A lot of us may recognize the feeling of fullness, but don’t stop eating despite feeling full. Here are a few reasons why you might be experiencing this mental block:
- You’re used to restrictions. If you’re eating pizza and you haven’t allowed it before, you may think to yourself “I don’t know when I can eat this again…I better eat as much as I can.” This can lead to eating past comfortable fullness.
- You feel horrible about wasting food. In most cases, you can save the leftovers. For those situations where you can’t, remember that it was already made and paid for and so there’s little you can do about it at this point. If you insist on finishing even though it’s going to make you feel sick, that is a waste as well.

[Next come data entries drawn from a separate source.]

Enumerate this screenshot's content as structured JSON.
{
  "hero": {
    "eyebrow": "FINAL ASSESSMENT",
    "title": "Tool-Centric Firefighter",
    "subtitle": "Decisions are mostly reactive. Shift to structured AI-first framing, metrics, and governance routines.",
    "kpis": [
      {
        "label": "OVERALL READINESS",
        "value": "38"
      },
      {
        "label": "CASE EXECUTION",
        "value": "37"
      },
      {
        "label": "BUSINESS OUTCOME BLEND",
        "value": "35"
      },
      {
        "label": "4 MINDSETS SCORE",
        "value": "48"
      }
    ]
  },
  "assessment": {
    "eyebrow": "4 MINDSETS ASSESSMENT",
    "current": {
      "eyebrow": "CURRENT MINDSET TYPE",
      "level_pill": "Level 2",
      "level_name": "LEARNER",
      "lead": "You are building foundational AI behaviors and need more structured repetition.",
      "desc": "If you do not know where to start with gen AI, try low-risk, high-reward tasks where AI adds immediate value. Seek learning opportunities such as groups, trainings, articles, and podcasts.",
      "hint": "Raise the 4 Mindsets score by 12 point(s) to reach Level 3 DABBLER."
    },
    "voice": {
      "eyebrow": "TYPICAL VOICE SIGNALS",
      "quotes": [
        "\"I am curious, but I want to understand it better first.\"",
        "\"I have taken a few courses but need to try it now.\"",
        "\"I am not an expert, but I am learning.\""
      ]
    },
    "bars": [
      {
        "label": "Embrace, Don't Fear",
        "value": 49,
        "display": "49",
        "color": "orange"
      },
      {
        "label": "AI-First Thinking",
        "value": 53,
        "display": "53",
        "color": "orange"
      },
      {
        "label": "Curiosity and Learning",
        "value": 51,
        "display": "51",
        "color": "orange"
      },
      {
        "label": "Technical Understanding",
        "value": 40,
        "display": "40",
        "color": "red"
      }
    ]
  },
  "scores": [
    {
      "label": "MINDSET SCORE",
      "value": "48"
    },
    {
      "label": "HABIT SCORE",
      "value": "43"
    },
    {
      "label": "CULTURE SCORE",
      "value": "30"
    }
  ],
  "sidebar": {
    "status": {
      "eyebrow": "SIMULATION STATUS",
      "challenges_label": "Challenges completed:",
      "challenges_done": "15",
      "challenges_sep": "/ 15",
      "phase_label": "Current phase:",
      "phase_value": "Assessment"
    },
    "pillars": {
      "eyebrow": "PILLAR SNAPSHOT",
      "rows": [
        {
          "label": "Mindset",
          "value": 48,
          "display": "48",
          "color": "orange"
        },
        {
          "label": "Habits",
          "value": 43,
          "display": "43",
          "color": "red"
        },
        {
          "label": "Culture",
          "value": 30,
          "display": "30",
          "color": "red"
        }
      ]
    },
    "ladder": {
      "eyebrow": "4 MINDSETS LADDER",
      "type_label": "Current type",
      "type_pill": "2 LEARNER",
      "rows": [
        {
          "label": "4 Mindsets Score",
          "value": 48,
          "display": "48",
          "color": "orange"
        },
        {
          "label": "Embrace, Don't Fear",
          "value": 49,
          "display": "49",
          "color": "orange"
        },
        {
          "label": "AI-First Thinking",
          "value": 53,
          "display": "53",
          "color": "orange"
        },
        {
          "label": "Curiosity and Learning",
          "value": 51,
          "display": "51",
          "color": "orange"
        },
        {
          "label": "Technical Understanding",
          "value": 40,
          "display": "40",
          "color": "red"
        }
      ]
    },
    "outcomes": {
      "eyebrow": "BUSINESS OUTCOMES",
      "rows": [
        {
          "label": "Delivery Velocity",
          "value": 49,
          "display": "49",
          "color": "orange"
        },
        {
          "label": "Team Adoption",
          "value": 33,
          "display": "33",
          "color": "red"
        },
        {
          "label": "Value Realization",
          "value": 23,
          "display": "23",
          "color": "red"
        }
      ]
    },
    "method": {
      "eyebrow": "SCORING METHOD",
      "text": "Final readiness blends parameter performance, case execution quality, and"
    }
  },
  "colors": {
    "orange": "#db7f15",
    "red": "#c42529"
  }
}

At this point, excess food serves a better purpose in the garbage than in your body.
- You grew up being forced to “finish your plate”. Your personal hunger and fullness scale could have been tampered with from a young age if this was a common household phrase. Though done out of love, parents may have misled you here. As an adult, it is now your responsibility to know that you are under no obligation to finish your plate before leaving the table. You are in charge of your body. You know the appropriate amount of food for your body.
To practice recognizing your fullness, I encourage you to consider when you often engage in distracted eating. Pick one of those times (lunch at work, eating while wrangling kids at home, scrolling on social media during breakfast, etc.) to employ the 3-bite method, created by one of the founders of Intuitive Eating, Evelyn Tribole.
- On the first bite, note how you feel: pleasant, unpleasant, neutral? How does the food taste? What flavors are present?
- In the midst of the meal, pause for the second bite. Does it taste the same as it did on that first bite? Any signs of emerging fullness?
- On your last bite of food, rate your fullness. Is it comfortable or uncomfortable? How did you know you wanted to stop eating?
- Bonus: Try eating with your non-dominant hand. This disrupts our habits and forces us to pay closer attention to the task at hand.